Keep in mind; during this prayer he was still inside the fish/whale:
To the roots of the mountains I sank down;
The earth beneath barred me in forever.
But you brought my life up from the pit,
O Lord my God.
When my life was ebbing away,
I remembered you, Lord,
And my prayer rose to you,
To your holy temple (Jonah 2:6-7).
And so, in current danger, he repented:
“But I, with a song of thanksgiving,
Will sacrifice to you.
What I have vowed I will make good.
Salvation comes from the Lord.”
And the Lord commanded the fish, and it vomited Jonah onto dry land (Jonah 2:9-10).
Did you notice anything strange? Well, it’s hard because of this article’s format, but Jonah’s prayer is entirely in the past-tense, as though everything he was talking about had already happened- as opposed to it going on as he prayed at the time. It’s a little odd, since usually when someone prays in the Bible such things are written in present tense to give you an idea of their situation. But Jonah’s prayer isn’t recorded in the present tense suggesting that when he prayed inside the fish, he was actually using the past tense. There’s some precedent for this though. Jesus taught believers; “Therefore I tell you, whatever you ask for in prayer, believe that you have received it, and it will be yours” (Mark 11:24). So the Lord is telling us that when we pray we should think of said prayer as already being answered. Jonah realized that God heard him when he prayed and he believed that the Lord would answer the prayer- or more to the point, that the prayer was already answered. So in his faith, he prayed as though God had already responded. The Gospel records,
Jesus replied, “I tell you the truth, if you have faith and do not doubt, not only can you do what was done to the fig tree, but also you can say to this mountain, ‘Go, throw yourself into the sea,’ and it will be done. If you believe, you will receive whatever you ask for in prayer” (Matthew 21:21-22).

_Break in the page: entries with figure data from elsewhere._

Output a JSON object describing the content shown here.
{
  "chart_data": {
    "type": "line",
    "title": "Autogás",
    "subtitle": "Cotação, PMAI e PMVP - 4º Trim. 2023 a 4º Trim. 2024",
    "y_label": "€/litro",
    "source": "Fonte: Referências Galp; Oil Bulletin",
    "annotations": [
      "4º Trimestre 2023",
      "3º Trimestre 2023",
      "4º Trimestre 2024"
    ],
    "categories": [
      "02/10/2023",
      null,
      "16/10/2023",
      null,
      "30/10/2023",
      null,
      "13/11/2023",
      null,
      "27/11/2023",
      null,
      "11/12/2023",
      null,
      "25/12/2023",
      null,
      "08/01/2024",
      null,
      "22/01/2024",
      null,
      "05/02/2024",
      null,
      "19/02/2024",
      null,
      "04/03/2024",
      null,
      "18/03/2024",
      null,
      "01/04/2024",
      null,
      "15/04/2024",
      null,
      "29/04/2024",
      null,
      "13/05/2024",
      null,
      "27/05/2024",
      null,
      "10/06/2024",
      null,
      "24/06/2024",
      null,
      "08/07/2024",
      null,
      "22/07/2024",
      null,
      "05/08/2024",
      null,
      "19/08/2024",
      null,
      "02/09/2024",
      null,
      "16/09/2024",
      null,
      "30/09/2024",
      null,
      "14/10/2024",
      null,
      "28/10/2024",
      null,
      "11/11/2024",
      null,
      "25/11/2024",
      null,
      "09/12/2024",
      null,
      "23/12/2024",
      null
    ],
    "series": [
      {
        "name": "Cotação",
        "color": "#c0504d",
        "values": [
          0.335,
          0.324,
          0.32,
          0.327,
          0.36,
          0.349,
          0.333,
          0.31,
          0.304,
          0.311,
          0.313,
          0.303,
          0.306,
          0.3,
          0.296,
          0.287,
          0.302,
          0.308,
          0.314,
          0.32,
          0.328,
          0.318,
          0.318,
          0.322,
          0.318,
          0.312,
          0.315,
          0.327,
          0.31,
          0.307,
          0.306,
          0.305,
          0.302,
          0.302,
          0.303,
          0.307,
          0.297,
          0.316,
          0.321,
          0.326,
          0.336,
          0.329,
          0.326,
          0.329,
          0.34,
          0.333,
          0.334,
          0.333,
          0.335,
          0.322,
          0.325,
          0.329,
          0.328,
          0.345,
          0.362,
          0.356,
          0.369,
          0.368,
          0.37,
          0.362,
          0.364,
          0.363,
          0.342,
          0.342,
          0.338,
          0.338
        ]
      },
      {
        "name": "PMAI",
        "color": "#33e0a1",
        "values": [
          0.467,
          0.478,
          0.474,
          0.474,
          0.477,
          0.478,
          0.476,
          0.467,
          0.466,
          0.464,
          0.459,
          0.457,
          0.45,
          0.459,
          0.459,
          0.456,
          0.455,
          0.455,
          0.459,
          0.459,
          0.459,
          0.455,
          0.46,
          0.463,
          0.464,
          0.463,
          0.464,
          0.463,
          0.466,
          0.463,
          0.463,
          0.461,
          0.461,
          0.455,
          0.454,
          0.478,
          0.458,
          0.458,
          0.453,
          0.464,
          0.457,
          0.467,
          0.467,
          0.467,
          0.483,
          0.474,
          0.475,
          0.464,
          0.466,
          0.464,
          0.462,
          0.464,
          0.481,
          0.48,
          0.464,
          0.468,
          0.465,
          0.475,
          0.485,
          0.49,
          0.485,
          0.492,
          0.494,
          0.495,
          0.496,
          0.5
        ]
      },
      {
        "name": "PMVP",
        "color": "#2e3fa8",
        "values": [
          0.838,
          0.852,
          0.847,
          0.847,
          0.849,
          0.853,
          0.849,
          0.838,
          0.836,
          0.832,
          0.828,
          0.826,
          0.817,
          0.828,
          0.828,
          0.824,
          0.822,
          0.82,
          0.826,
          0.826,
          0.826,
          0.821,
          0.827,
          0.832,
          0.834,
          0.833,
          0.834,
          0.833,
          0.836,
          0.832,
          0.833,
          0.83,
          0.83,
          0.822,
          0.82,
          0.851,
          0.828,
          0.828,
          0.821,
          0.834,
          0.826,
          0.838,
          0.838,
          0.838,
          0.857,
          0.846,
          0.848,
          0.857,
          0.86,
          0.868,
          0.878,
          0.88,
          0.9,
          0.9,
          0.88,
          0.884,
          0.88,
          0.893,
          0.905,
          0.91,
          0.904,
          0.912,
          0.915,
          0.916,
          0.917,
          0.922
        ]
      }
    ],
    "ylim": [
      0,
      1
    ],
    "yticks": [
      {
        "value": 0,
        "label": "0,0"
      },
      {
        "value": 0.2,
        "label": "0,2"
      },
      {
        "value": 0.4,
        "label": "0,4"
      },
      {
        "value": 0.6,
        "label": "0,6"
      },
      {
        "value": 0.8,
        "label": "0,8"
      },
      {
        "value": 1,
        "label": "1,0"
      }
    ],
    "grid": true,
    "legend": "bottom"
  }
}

So a lesson throughout the Bible is that when we pray we should believe that the Lord has already answered us. After all, God is without time, so theoretically, all of your prayers have already been heard and answered since the beginning of the world.
So, is grammar important to prayer? No! Even Jonah prayed differently at different times. Here’s an example of him just praying normally to God:
He prayed to the Lord, “O Lord, is this not what I said when I was still at home? That is why I was so quick to flee to Tarshish. I knew that you are a gracious and compassionate God, slow to anger and abounding in love, a God who relents from sending calamity. Now, O Lord, take away my life, for it is better for me to die than to live” (Jonah 4:2-3).
The key, rather, is to realize God’s power and understand his love for you; and his desire to help you. Remember what Christ told us in Matthew 7:11, “If you, then, though you are evil, know how to give good gifts to your children, how much more will your Father in heaven give good gifts to those who ask him!” Don’t throw your prayers out into the open air, but direct them – if it helps, visualize that you’re talking to Jesus himself (because you are!) God is listening, no matter who you are or what your situation is. So pray and talk to the Lord about everything and expect a response. James 4:2 says, “You want something but don’t get it. You kill and covet, but you cannot have what you want. You quarrel and fight. You do not have, because you do not ask God.” So just pray, you literally have nothing to lose because the Lord already knows your heart and what you want and need. As it is written, “And pray in the Spirit on all occasions with all kinds of prayers and requests. With this in mind, be alert and always keep on praying for all the saints” (Ephesians 6:18).